Mercury is a fin-tech company and makes money on float and interchange. Most fin-tech companies are not SaaS, though some are.

8

What are your thoughts on venture debt, and how it may affect startup funding?

Answer
@immad CEO, Mercury
 

A few types of business model have delayed revenue and venture debt (or any sort of debt) can make a lot of sense.

For example if you make a lot of revenue but most of your customers pay you after 90 days then having extra cash flow to cushion that is a no brainer.

For a company thats not making any revenue going down the debt route can lead to contraction of options. If things go south and you can't raise the next funding round then that debt can basically force you to shut down the company. Where as you would have more options available if you didn't have debt to service.

7

What makes Mercury better than its competitors?

Answer
@immad CEO, Mercury
 

We started Mercury because working with incumbent banks at my last startup was really painful. The products suck, you often have to call people to get things done, they charge you random fees in unexpected way, they don't have APIs and they never improve.

We think there is a lot of room for innovation and the field is more than 10 years behind other software.

7

Can you point to a decision you made at some point in the past that has had an outsized impact on your career? What was it and why was it so important?

Answer
@immad CEO, Mercury
 

I owe a lot to Y Combinator and giving me a path to emigrate from London to San Francisco.
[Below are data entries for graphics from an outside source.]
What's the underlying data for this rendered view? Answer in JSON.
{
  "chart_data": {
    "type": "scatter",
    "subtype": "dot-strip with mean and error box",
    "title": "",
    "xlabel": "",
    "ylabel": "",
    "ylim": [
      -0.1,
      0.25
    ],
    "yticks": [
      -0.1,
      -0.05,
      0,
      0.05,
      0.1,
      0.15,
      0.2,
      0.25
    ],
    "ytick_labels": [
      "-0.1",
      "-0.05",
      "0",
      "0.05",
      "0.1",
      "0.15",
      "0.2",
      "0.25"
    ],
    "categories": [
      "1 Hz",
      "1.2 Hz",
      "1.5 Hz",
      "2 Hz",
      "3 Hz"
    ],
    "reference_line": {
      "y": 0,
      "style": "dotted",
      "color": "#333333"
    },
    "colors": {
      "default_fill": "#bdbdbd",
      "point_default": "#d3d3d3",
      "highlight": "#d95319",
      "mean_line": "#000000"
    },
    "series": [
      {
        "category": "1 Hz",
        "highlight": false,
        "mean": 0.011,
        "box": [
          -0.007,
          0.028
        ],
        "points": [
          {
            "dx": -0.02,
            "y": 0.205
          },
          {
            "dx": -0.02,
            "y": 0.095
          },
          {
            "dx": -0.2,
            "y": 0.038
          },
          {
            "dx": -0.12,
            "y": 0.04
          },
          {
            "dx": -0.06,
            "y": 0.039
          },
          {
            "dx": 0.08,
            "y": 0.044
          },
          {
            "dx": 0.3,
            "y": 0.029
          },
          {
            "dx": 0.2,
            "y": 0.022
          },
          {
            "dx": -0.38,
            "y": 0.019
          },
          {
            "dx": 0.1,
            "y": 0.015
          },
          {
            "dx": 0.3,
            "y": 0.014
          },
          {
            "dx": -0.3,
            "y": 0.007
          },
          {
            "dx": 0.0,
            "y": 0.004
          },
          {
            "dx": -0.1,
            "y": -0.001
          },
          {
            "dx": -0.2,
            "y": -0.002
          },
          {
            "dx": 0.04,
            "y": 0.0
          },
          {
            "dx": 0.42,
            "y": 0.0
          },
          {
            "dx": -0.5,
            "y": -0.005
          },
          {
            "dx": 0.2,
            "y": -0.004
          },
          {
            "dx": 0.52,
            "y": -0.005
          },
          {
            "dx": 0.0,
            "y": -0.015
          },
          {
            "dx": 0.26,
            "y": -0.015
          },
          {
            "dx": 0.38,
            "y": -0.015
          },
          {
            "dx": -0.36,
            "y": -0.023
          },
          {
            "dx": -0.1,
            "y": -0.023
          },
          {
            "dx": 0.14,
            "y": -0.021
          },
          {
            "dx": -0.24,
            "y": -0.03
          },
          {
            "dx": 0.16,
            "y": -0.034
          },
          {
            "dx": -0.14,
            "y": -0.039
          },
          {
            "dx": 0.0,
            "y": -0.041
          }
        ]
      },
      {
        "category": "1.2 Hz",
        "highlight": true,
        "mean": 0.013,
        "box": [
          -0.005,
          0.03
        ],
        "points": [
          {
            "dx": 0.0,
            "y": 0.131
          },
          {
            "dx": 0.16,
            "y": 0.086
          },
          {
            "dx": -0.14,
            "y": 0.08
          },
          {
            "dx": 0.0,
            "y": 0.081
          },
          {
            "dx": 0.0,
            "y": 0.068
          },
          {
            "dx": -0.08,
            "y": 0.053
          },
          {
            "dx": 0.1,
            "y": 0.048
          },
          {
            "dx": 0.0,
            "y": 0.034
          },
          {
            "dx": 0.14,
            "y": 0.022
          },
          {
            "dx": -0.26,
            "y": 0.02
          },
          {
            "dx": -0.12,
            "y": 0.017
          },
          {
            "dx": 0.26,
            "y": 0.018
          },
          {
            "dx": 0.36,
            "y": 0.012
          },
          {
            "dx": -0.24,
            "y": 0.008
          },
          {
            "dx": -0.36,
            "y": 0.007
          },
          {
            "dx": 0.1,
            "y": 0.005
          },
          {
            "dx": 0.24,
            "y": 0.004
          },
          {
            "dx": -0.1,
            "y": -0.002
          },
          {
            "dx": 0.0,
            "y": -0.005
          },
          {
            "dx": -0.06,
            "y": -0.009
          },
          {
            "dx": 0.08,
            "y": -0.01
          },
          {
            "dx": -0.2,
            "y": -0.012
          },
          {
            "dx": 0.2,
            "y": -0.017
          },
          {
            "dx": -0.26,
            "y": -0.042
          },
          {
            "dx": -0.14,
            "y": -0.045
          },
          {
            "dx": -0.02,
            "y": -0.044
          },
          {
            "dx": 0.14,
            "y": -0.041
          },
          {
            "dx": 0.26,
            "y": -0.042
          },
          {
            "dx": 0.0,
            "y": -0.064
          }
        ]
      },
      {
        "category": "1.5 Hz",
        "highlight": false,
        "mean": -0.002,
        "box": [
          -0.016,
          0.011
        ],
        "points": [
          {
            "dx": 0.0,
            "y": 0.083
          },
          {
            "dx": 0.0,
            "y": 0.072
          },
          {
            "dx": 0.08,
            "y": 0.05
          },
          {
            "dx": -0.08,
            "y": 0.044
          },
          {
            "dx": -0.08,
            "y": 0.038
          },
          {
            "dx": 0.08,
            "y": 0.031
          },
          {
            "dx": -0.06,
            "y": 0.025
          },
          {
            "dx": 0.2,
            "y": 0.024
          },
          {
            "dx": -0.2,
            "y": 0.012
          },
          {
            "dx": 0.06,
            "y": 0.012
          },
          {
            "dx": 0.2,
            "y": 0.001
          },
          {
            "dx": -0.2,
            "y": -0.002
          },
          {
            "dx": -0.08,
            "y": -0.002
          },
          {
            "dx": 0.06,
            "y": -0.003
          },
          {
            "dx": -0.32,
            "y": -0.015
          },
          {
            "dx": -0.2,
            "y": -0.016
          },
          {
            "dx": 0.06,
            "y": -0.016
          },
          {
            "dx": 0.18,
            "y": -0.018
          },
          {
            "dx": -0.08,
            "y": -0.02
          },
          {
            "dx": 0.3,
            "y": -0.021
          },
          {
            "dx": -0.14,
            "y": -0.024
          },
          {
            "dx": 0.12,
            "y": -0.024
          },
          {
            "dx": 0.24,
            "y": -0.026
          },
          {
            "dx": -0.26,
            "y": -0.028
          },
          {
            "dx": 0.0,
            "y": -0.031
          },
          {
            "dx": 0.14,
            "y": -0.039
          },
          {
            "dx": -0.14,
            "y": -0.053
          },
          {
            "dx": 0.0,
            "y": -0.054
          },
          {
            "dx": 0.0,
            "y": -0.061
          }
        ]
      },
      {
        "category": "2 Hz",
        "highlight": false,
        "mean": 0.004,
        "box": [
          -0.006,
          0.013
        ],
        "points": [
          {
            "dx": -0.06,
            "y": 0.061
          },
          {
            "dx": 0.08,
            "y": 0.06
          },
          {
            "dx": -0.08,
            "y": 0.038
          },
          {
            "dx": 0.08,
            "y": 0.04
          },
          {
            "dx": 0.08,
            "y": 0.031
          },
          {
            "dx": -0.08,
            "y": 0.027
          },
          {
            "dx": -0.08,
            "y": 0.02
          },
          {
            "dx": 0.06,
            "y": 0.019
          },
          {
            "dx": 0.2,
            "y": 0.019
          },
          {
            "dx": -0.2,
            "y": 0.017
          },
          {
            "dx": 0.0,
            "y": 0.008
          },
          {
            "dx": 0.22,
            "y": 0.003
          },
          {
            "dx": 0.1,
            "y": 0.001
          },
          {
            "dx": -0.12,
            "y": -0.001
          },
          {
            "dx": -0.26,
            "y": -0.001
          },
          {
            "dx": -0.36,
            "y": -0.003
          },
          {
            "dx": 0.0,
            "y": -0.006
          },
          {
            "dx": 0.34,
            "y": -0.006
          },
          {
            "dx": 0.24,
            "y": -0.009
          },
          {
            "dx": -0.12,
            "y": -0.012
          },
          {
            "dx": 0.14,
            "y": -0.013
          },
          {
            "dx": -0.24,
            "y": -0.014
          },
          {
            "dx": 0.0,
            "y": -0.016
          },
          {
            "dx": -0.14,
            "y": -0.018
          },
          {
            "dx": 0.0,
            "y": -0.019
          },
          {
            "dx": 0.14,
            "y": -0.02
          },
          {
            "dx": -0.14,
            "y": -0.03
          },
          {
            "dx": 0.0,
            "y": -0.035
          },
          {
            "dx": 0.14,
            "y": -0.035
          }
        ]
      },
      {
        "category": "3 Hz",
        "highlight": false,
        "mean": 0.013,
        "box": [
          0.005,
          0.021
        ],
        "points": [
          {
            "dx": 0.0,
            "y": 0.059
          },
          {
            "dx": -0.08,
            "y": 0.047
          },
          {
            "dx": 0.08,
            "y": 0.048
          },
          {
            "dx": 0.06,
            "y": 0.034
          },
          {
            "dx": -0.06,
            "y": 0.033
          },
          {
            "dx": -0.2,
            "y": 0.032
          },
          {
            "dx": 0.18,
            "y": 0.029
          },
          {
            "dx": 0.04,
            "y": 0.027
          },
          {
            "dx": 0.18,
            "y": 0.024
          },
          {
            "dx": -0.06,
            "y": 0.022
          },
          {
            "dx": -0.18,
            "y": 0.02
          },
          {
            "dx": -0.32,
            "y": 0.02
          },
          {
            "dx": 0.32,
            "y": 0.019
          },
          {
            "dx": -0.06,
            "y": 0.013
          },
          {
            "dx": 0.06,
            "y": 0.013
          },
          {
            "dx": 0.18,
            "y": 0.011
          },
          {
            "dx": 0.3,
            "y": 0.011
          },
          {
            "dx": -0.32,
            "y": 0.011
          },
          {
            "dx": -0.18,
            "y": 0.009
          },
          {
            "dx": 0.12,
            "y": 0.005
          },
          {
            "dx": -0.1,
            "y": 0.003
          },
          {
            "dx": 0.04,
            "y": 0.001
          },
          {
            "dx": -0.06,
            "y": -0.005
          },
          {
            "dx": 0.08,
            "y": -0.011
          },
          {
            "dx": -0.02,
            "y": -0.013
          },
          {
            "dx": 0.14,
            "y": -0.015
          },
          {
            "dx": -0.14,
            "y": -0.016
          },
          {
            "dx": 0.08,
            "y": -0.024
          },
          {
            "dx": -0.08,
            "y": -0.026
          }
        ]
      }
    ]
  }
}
At least in 2007 the silicon valley/SF scene for entrepreneurship was a lot better than in London and its been the biggest accelerant to my career.

6

What future feature/functionality are you most excited about for Mercury?

Answer
@immad CEO, Mercury
 

iOS app is our most requested feature. We are going to have that live soon!

We are also close to launching virtual debit cards. So you don't have to wait for the physical card to arrive and can make extra cards on the fly. This is especially useful to our foreign-resident users.

We are also half way through building a fairly powerful user permissions system that has been heavily requested and excited to see that develop.

6

How are business spending habits changing? What role does Mercury play in shaping such habits?

Answer
@immad CEO, Mercury
 

The biggest ongoing shift in business spending is the continued shift to SaaS. Almost everything we spend money on now is SaaS based.

Part of the reason we started Mercury is to help businesses understand where and how they are spending money. SaaS fees can often balloon unexpectedly and we think that your bank should help you monitor whats happening with your money.

5

When building Mercury, what surprised you about financial services and regulations?

Answer
@immad CEO, Mercury
 

Financial services and regulation can seem intimidating initially. I think the key to success is to not be scared and dive in to understanding them deeply.

Often those that are best situated to understand financial services / regulations (like bankers) are so stuck in how things are done in the past that they don't understand what is possible. Bringing a multi-disciplinary mindset to the space actually allows you to really build great products in a way that no one within the industry would do.

5

How did you decide on the name Mecury?

Answer
@immad CEO, Mercury
 

It was important for us to pick a name that both shower longevity and innovation. Roman gods are great for that.

Mercury is the Roman god of financial gain so that was an easy choice (it was my co-founder, Jason's, suggestion)

5

What sparked your your incredible growth?

Answer
@immad CEO, Mercury
 

We spend 1.5 years building the product and it helped that I knew exactly what my pain points were at previous banks and what we wanted to build.

The growth really kicked off when we launched on Twitter. @a16z, @justinkan, @eladgil and a few others are investors in Mercury and have big twitter followings so their initial tweets were the spark to our growth.

Since then we have grown organically through word of mouth.